Now here is where I have a problem with Libertarianism: so I understand that Ben is not trying to prevent people from spending money on the Super Bowl. But I could make the argument that in fact spending money on the Super Bowl is hindering the liberties of others. Say person X decides to go to the Super Bowl and buys the last plane ticket to Miami. Person Y comes along and wants to go to Miami but now can’t because they are no more tickets. Did person X not hinder the liberties of person Y to do whatever he wants? In a way person X did but as you can see this is very subjective and you can make infinite amount of tidbits like that one.
I know a lot of philosophies are based on subjectiveness but Libertarianism more than others seems to base/pride its self on the simplicity of its basic premise. In theory a libertarian would support/not hinder someone killing themselves because they aren’t hindering other people’s liberties and are free to do what they want (sidenote: in fact killing oneself might be considered the most libertarian act one could commit, and also the most conservation minded act). But what if a kid saw said person throw himself off a bridge. Now what if this kid now has a phobia of bridges and no longer travels anywhere because of his phobia. Did not the suicidal person hinder the liberty of that kid?

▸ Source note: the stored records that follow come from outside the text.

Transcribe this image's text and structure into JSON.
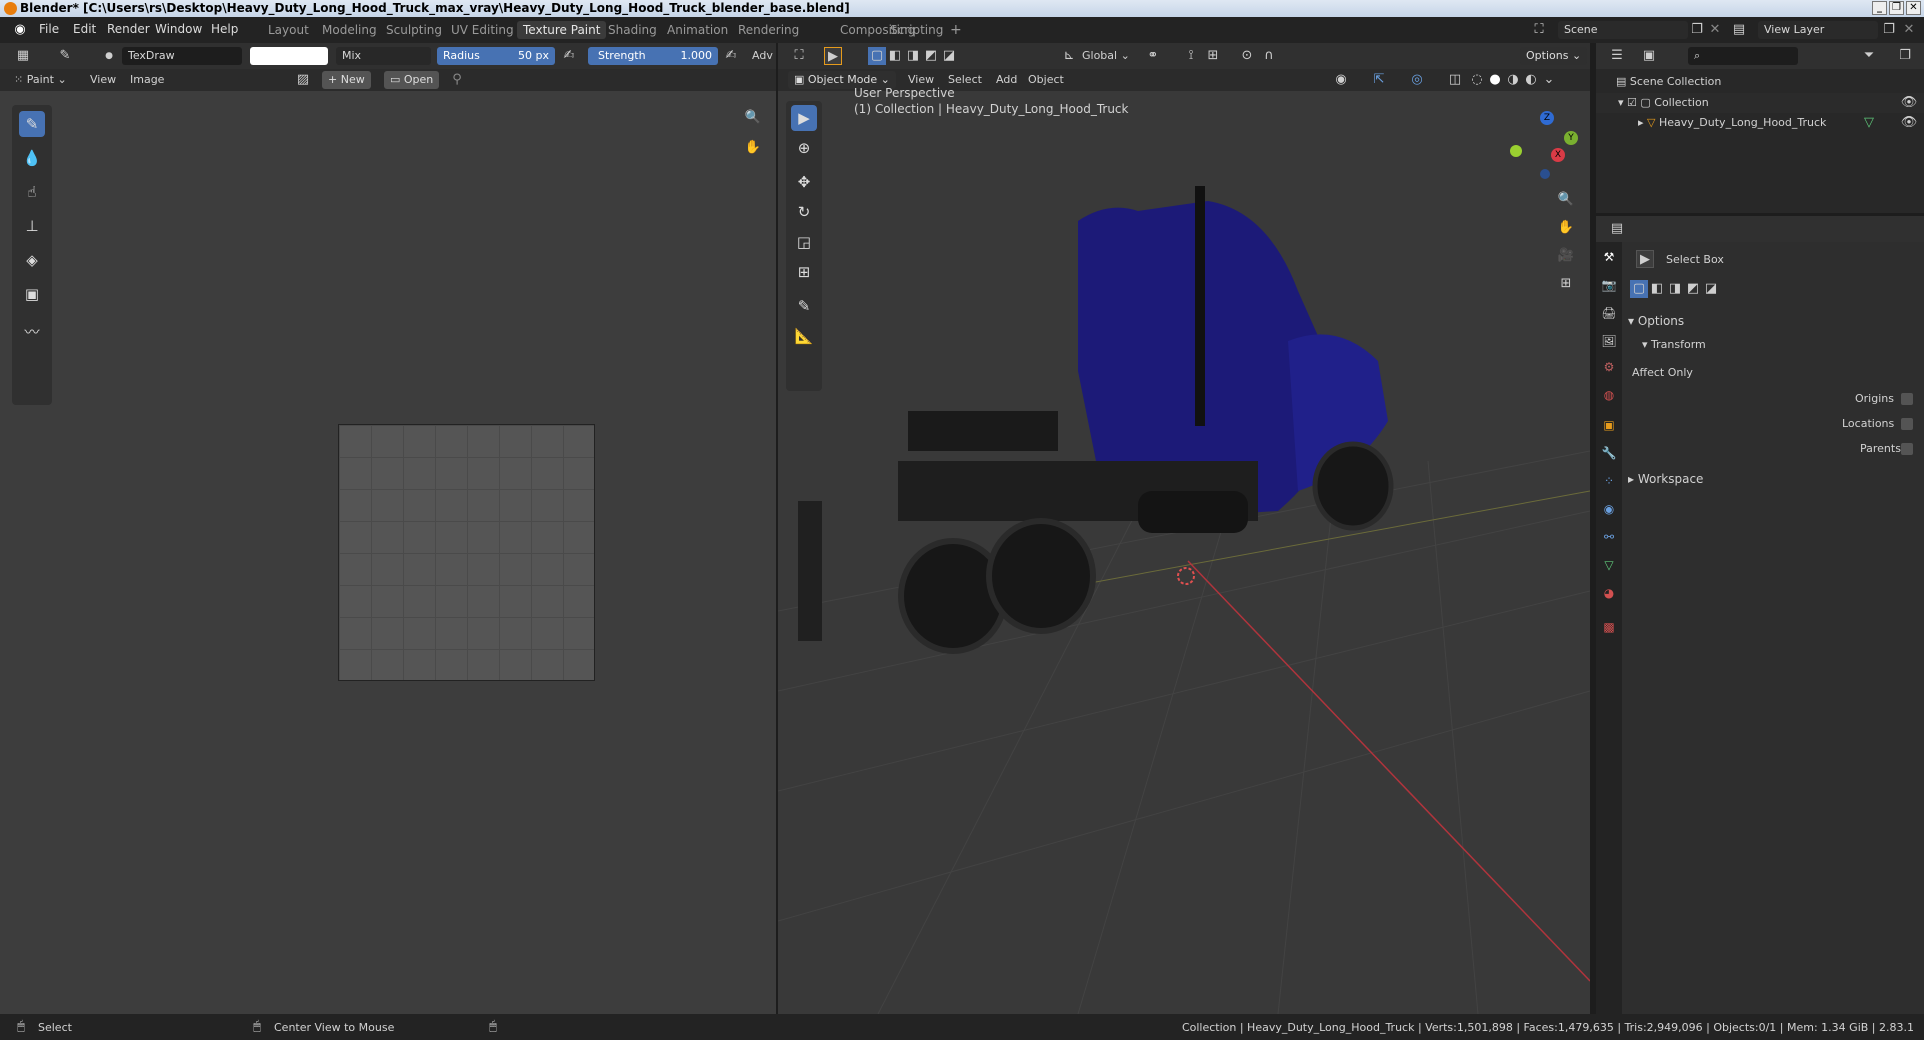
{
  "window": {
    "title": "Blender* [C:\\Users\\rs\\Desktop\\Heavy_Duty_Long_Hood_Truck_max_vray\\Heavy_Duty_Long_Hood_Truck_blender_base.blend]"
  },
  "menus": [
    "File",
    "Edit",
    "Render",
    "Window",
    "Help"
  ],
  "workspaces": [
    "Layout",
    "Modeling",
    "Sculpting",
    "UV Editing",
    "Texture Paint",
    "Shading",
    "Animation",
    "Rendering",
    "Compositing",
    "Scripting"
  ],
  "scene": {
    "label": "Scene",
    "view_layer": "View Layer"
  },
  "brush": {
    "name": "TexDraw",
    "color": "#ffffff",
    "blend": "Mix",
    "radius_label": "Radius",
    "radius_value": "50 px",
    "strength_label": "Strength",
    "strength_value": "1.000",
    "adv": "Adv"
  },
  "image_editor": {
    "mode": "Paint",
    "view": "View",
    "image": "Image",
    "new": "New",
    "open": "Open"
  },
  "viewport": {
    "orientation": "Global",
    "options": "Options",
    "mode": "Object Mode",
    "menu": [
      "View",
      "Select",
      "Add",
      "Object"
    ],
    "perspective": "User Perspective",
    "collection_info": "(1) Collection | Heavy_Duty_Long_Hood_Truck",
    "gizmo": {
      "x": "X",
      "y": "Y",
      "z": "Z"
    },
    "truck_color": "#1c1a78"
  },
  "outliner": {
    "scene_collection": "Scene Collection",
    "collection": "Collection",
    "object": "Heavy_Duty_Long_Hood_Truck"
  },
  "properties": {
    "tool": "Select Box",
    "options": "Options",
    "transform": "Transform",
    "affect_only": "Affect Only",
    "origins": "Origins",
    "locations": "Locations",
    "parents": "Parents",
    "workspace": "Workspace"
  },
  "statusbar": {
    "select": "Select",
    "center": "Center View to Mouse",
    "stats": "Collection | Heavy_Duty_Long_Hood_Truck | Verts:1,501,898 | Faces:1,479,635 | Tris:2,949,096 | Objects:0/1 | Mem: 1.34 GiB | 2.83.1"
  }
}
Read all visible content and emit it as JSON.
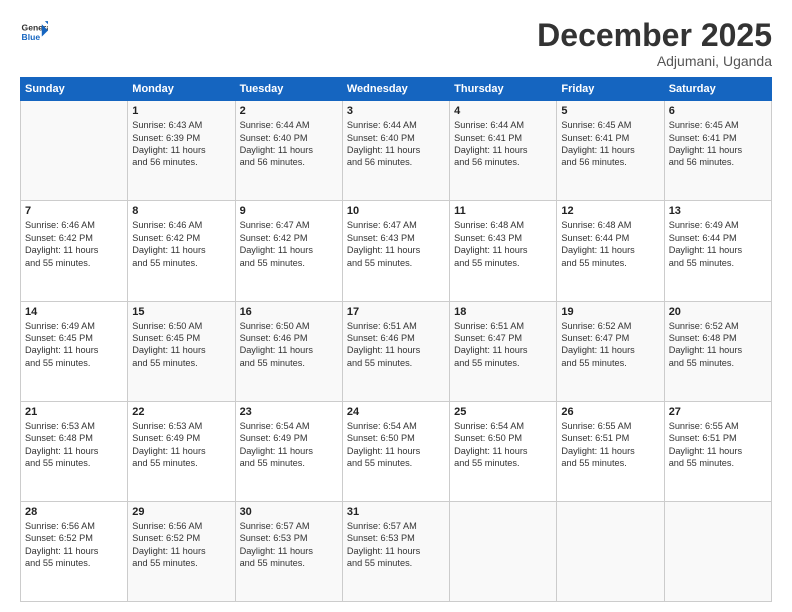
{
  "logo": {
    "line1": "General",
    "line2": "Blue"
  },
  "title": "December 2025",
  "subtitle": "Adjumani, Uganda",
  "columns": [
    "Sunday",
    "Monday",
    "Tuesday",
    "Wednesday",
    "Thursday",
    "Friday",
    "Saturday"
  ],
  "weeks": [
    [
      {
        "day": "",
        "info": ""
      },
      {
        "day": "1",
        "info": "Sunrise: 6:43 AM\nSunset: 6:39 PM\nDaylight: 11 hours\nand 56 minutes."
      },
      {
        "day": "2",
        "info": "Sunrise: 6:44 AM\nSunset: 6:40 PM\nDaylight: 11 hours\nand 56 minutes."
      },
      {
        "day": "3",
        "info": "Sunrise: 6:44 AM\nSunset: 6:40 PM\nDaylight: 11 hours\nand 56 minutes."
      },
      {
        "day": "4",
        "info": "Sunrise: 6:44 AM\nSunset: 6:41 PM\nDaylight: 11 hours\nand 56 minutes."
      },
      {
        "day": "5",
        "info": "Sunrise: 6:45 AM\nSunset: 6:41 PM\nDaylight: 11 hours\nand 56 minutes."
      },
      {
        "day": "6",
        "info": "Sunrise: 6:45 AM\nSunset: 6:41 PM\nDaylight: 11 hours\nand 56 minutes."
      }
    ],
    [
      {
        "day": "7",
        "info": "Sunrise: 6:46 AM\nSunset: 6:42 PM\nDaylight: 11 hours\nand 55 minutes."
      },
      {
        "day": "8",
        "info": "Sunrise: 6:46 AM\nSunset: 6:42 PM\nDaylight: 11 hours\nand 55 minutes."
      },
      {
        "day": "9",
        "info": "Sunrise: 6:47 AM\nSunset: 6:42 PM\nDaylight: 11 hours\nand 55 minutes."
      },
      {
        "day": "10",
        "info": "Sunrise: 6:47 AM\nSunset: 6:43 PM\nDaylight: 11 hours\nand 55 minutes."
      },
      {
        "day": "11",
        "info": "Sunrise: 6:48 AM\nSunset: 6:43 PM\nDaylight: 11 hours\nand 55 minutes."
      },
      {
        "day": "12",
        "info": "Sunrise: 6:48 AM\nSunset: 6:44 PM\nDaylight: 11 hours\nand 55 minutes."
      },
      {
        "day": "13",
        "info": "Sunrise: 6:49 AM\nSunset: 6:44 PM\nDaylight: 11 hours\nand 55 minutes."
      }
    ],
    [
      {
        "day": "14",
        "info": "Sunrise: 6:49 AM\nSunset: 6:45 PM\nDaylight: 11 hours\nand 55 minutes."
      },
      {
        "day": "15",
        "info": "Sunrise: 6:50 AM\nSunset: 6:45 PM\nDaylight: 11 hours\nand 55 minutes."
      },
      {
        "day": "16",
        "info": "Sunrise: 6:50 AM\nSunset: 6:46 PM\nDaylight: 11 hours\nand 55 minutes."
      },
      {
        "day": "17",
        "info": "Sunrise: 6:51 AM\nSunset: 6:46 PM\nDaylight: 11 hours\nand 55 minutes."
      },
      {
        "day": "18",
        "info": "Sunrise: 6:51 AM\nSunset: 6:47 PM\nDaylight: 11 hours\nand 55 minutes."
      },
      {
        "day": "19",
        "info": "Sunrise: 6:52 AM\nSunset: 6:47 PM\nDaylight: 11 hours\nand 55 minutes."
      },
      {
        "day": "20",
        "info": "Sunrise: 6:52 AM\nSunset: 6:48 PM\nDaylight: 11 hours\nand 55 minutes."
      }
    ],
    [
      {
        "day": "21",
        "info": "Sunrise: 6:53 AM\nSunset: 6:48 PM\nDaylight: 11 hours\nand 55 minutes."
      },
      {
        "day": "22",
        "info": "Sunrise: 6:53 AM\nSunset: 6:49 PM\nDaylight: 11 hours\nand 55 minutes."
      },
      {
        "day": "23",
        "info": "Sunrise: 6:54 AM\nSunset: 6:49 PM\nDaylight: 11 hours\nand 55 minutes."
      },
      {
        "day": "24",
        "info": "Sunrise: 6:54 AM\nSunset: 6:50 PM\nDaylight: 11 hours\nand 55 minutes."
      },
      {
        "day": "25",
        "info": "Sunrise: 6:54 AM\nSunset: 6:50 PM\nDaylight: 11 hours\nand 55 minutes."
      },
      {
        "day": "26",
        "info": "Sunrise: 6:55 AM\nSunset: 6:51 PM\nDaylight: 11 hours\nand 55 minutes."
      },
      {
        "day": "27",
        "info": "Sunrise: 6:55 AM\nSunset: 6:51 PM\nDaylight: 11 hours\nand 55 minutes."
      }
    ],
    [
      {
        "day": "28",
        "info": "Sunrise: 6:56 AM\nSunset: 6:52 PM\nDaylight: 11 hours\nand 55 minutes."
      },
      {
        "day": "29",
        "info": "Sunrise: 6:56 AM\nSunset: 6:52 PM\nDaylight: 11 hours\nand 55 minutes."
      },
      {
        "day": "30",
        "info": "Sunrise: 6:57 AM\nSunset: 6:53 PM\nDaylight: 11 hours\nand 55 minutes."
      },
      {
        "day": "31",
        "info": "Sunrise: 6:57 AM\nSunset: 6:53 PM\nDaylight: 11 hours\nand 55 minutes."
      },
      {
        "day": "",
        "info": ""
      },
      {
        "day": "",
        "info": ""
      },
      {
        "day": "",
        "info": ""
      }
    ]
  ]
}
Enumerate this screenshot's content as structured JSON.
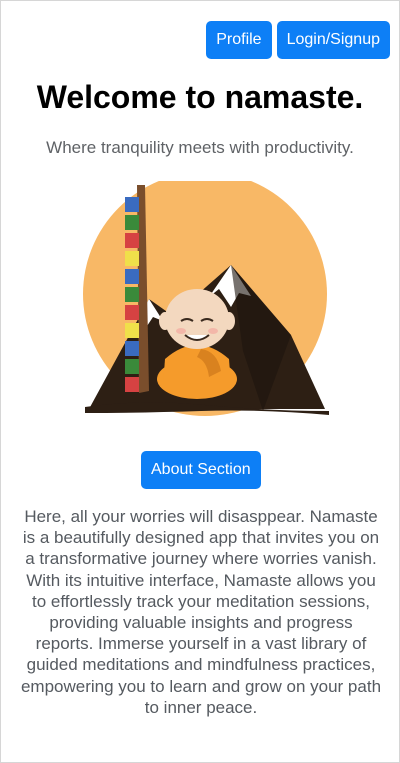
{
  "nav": {
    "profile_label": "Profile",
    "login_label": "Login/Signup"
  },
  "hero": {
    "title": "Welcome to namaste.",
    "subtitle": "Where tranquility meets with productivity."
  },
  "about": {
    "button_label": "About Section",
    "description": "Here, all your worries will disasppear. Namaste is a beautifully designed app that invites you on a transformative journey where worries vanish. With its intuitive interface, Namaste allows you to effortlessly track your meditation sessions, providing valuable insights and progress reports. Immerse yourself in a vast library of guided meditations and mindfulness practices, empowering you to learn and grow on your path to inner peace."
  },
  "colors": {
    "accent": "#0d7ff6",
    "sun": "#f8b866",
    "robe": "#f59b2b"
  },
  "illustration_icon": "meditating-monk-mountain-illustration"
}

That’s my problem with libertarianism, they seemingly draw this circle around you and as long as you keep to your circle you are ok in their book. But can that EVER be true? I would argue that it cannot.

And I got that quote of the wiki.
Duck Hunter said…
Hello! I found your blog through what was Life in Alaska. I spent some time looking through your writings and I made a bookmark. I find your writing very interesting.

If a guy can make ten million dollars doing his job, then I think that's great. For me to put a value on each persons worth is not my job. Maybe I think you make too much for the job you do. That's when we allow the market to make those decisions. If Americans didn't value their entertainment, those people wouldn't make that money. It doesn't bother me one bit. . . maybe one bit, and that is just my jealousy.
Duck Hunter, I agree with your attitude totally. You are free to have it and I am glad that we are free enough to pay athletes and singers millions while others starve. My only point is that I choose not to participate. By the way, if you think that ANY public Defender is over-paid, you'd be wrong. I certainly make a livable wage but relatively, I think the consensus would be the Public Defenders do this work for reasons OTHER than money. Just my .02 cents.